Pesquisa espanhola revela que quanto mais opções, maiores são as chances de seu filho aceitar aquela salada.

Couve? Abobrinha? Alface? Cenoura? Se diante dessas opções, a resposta do seu filho é sempre NÃO, talvez, seja a hora de mudar de atitude. Uma pesquisa realizada pela Universidade de Granada, na Espanha, mostrou que as crianças comem até 80% mais vegetais quando elas podem escolher entre diversas verduras.

O estudo foi feito pela Fundação Educa Granada com 150 crianças, menores de 6 anos, de quatro escolas públicas. A estratégia foi permitir que algumas crianças pudessem escolher os vegetais durante as refeições – e compará-las com outras que tinham apenas uma opção. O resultado da análise mostrou que aquelas que tiveram a possibilidade de escolher o alimento ingeriram cerca de 20 gramas a mais por refeição – ou 40 gramas por dia, considerando almoço e jantar. Os autores avaliaram que o percentual a mais ingerido foi “bastante relevante”.

Para a nutricionista pediátrica Priscilla Kakitsuka, do Hospital Samaritano (SP), a pesquisa faz todo sentido. “Quando a criança pode optar, a chance de ela aceitar o legume é maior do que quando há apenas um único no prato”, diz. E a especialista conta, ainda, uma experiência que reforça o estudo. “No hospital, depois que criamos um cardápio com opções para as crianças internadas escolherem, observamos que a taxa de rejeição da salada ou legume diminuiu.”

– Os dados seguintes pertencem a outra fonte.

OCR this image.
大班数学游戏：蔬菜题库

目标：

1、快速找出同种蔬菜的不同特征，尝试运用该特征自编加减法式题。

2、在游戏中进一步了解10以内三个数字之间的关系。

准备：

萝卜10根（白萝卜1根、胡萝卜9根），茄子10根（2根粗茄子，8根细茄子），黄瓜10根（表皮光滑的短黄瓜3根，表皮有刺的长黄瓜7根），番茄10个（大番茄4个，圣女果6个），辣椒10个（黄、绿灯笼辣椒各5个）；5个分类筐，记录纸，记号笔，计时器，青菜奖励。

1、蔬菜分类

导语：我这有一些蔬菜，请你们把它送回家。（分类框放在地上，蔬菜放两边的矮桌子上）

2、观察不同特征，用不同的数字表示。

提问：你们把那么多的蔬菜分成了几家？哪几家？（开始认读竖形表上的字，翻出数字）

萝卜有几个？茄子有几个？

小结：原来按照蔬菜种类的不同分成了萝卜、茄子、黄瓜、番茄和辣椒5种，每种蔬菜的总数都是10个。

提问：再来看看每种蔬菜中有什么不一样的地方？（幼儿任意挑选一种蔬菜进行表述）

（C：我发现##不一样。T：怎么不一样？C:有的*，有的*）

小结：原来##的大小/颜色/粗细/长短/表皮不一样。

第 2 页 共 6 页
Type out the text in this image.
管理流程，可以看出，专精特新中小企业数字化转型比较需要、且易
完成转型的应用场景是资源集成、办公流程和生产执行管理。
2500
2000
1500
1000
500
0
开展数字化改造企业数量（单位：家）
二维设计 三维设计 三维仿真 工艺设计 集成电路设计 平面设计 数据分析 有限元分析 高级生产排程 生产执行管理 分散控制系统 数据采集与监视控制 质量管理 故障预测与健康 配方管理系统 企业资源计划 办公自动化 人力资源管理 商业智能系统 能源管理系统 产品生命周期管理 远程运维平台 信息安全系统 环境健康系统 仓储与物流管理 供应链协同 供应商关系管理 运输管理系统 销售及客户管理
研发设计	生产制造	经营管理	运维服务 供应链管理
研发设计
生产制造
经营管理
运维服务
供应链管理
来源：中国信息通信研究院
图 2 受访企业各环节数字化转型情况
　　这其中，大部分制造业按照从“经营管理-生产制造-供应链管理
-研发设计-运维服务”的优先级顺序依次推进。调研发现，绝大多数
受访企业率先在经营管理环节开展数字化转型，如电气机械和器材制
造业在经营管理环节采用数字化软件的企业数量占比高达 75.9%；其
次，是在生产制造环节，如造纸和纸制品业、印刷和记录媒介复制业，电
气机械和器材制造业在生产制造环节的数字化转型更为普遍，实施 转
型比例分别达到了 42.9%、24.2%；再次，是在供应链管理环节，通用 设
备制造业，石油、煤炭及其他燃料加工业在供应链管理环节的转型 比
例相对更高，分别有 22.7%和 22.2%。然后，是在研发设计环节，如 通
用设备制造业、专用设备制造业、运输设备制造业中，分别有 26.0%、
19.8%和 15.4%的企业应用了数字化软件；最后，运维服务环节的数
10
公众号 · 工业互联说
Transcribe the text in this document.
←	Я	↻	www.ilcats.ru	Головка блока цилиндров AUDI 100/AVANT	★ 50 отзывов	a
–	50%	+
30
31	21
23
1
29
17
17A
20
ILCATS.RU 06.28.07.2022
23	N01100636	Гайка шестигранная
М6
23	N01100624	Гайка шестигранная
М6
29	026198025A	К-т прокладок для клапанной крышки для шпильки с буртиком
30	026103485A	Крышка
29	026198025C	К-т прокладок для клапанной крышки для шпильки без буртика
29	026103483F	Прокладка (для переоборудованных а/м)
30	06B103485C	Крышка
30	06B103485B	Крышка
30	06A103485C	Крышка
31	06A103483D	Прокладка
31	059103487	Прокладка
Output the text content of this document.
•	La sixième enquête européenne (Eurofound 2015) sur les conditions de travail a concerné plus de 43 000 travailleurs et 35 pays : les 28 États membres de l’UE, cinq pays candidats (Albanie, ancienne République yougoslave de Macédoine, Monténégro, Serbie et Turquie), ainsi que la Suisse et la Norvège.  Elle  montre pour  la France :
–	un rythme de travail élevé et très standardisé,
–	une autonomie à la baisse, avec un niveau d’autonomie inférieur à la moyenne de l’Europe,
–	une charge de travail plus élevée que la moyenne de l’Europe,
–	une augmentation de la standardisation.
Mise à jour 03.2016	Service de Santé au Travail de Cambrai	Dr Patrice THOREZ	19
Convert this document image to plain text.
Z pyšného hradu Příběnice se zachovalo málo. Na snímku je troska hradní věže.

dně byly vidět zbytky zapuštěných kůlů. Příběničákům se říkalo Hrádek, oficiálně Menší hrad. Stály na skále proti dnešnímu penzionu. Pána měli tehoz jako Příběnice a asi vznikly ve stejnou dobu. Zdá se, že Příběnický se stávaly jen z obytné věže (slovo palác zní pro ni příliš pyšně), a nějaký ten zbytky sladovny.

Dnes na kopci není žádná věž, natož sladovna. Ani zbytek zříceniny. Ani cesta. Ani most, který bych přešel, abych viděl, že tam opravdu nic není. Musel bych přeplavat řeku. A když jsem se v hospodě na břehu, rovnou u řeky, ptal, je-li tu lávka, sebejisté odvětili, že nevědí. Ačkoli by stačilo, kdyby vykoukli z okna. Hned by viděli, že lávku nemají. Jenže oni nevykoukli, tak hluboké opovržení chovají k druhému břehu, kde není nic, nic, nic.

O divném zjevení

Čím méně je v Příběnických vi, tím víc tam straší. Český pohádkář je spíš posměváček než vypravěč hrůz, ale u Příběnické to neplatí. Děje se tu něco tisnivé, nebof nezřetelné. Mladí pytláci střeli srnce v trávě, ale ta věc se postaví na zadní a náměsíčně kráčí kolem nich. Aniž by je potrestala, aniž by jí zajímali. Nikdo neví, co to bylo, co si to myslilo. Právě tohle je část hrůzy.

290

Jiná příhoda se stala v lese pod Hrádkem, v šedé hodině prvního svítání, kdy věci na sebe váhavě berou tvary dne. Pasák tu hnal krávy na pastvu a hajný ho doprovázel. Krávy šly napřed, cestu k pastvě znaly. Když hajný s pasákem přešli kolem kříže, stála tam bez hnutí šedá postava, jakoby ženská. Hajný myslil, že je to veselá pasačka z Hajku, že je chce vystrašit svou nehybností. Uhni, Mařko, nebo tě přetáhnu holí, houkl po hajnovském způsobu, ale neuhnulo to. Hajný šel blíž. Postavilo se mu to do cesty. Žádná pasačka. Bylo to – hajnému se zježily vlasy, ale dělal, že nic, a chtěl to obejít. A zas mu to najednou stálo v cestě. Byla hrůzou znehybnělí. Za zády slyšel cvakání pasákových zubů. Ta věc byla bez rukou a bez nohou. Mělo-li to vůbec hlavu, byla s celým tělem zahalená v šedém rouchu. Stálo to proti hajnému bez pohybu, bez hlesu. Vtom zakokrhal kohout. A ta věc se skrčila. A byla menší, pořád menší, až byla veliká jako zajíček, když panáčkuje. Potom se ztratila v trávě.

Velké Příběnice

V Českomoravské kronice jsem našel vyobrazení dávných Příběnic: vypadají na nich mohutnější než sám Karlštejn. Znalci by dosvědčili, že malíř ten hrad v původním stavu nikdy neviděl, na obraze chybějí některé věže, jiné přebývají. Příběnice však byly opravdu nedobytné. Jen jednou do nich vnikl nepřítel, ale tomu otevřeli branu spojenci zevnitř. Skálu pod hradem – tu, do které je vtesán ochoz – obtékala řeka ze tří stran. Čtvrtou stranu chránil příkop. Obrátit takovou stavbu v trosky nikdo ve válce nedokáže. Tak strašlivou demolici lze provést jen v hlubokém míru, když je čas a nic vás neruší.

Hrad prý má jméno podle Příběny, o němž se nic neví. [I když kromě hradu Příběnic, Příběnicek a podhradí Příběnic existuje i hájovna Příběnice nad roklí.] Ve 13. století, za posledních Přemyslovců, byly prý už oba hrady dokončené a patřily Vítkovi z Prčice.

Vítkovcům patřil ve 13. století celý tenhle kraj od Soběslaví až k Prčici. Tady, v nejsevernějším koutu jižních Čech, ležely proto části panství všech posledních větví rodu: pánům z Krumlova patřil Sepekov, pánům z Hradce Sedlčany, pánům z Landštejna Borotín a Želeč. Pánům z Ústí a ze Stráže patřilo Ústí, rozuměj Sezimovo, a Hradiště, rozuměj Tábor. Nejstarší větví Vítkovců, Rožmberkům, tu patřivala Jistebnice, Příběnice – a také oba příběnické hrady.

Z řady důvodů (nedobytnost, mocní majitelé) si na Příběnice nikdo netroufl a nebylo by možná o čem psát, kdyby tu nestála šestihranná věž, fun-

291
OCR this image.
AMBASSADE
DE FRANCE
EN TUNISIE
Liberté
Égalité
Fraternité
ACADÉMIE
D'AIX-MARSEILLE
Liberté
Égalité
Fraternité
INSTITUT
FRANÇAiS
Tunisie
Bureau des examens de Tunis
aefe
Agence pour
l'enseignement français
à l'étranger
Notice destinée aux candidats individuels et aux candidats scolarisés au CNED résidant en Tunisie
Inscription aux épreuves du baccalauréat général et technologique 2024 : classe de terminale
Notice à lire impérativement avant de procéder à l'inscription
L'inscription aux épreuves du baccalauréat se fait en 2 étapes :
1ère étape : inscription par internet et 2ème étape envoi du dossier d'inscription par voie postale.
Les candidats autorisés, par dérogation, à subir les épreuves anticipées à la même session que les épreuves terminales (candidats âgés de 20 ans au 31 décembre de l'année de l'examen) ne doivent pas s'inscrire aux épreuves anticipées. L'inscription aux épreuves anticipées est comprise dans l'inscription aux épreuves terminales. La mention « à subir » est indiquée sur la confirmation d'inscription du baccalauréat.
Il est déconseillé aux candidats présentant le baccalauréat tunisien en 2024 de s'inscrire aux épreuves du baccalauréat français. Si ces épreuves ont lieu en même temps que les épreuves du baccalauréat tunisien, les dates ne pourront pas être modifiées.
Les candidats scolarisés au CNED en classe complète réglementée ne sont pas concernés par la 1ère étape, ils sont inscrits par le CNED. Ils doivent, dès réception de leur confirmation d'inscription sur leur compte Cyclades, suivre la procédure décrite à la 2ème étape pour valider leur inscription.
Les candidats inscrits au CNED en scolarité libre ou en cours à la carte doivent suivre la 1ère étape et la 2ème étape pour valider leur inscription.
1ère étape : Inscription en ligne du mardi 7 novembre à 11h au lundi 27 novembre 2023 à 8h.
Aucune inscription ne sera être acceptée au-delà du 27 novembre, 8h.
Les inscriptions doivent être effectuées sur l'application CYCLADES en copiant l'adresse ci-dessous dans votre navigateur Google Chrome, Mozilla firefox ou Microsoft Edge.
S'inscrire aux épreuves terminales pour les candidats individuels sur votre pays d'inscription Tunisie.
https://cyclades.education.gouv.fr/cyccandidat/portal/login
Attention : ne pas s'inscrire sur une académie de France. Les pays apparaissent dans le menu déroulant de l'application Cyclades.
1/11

OK. Na correria do dia a dia, quem consegue preparar uma variedade grande de verduras e legumes? Uma dica é, entre dois ou três tipos, você perguntar para o seu filho antes de preparar qual ele prefere. Você também pode numa simples salada de alface, por exemplo, incluir uma cenoura ralada e tomate-cereja. Com isso, você já está aumentando a chance de escolha.

A pesquisa também apontou que alguns alimentos – como espinafre, couve, cebola, acelga e brócolis – são mais rejeitados, por causa do gosto amargo, proveniente do cálcio. Mas nem por isso você deve deixar de oferecê-los. Não se esqueça de que o seu incentivo – e exemplo – também vai fazer toda a diferença na hora da refeição. E, sempre que puder, inclua o seu filho no preparo desses pratos com folhas. Ele vai adorar!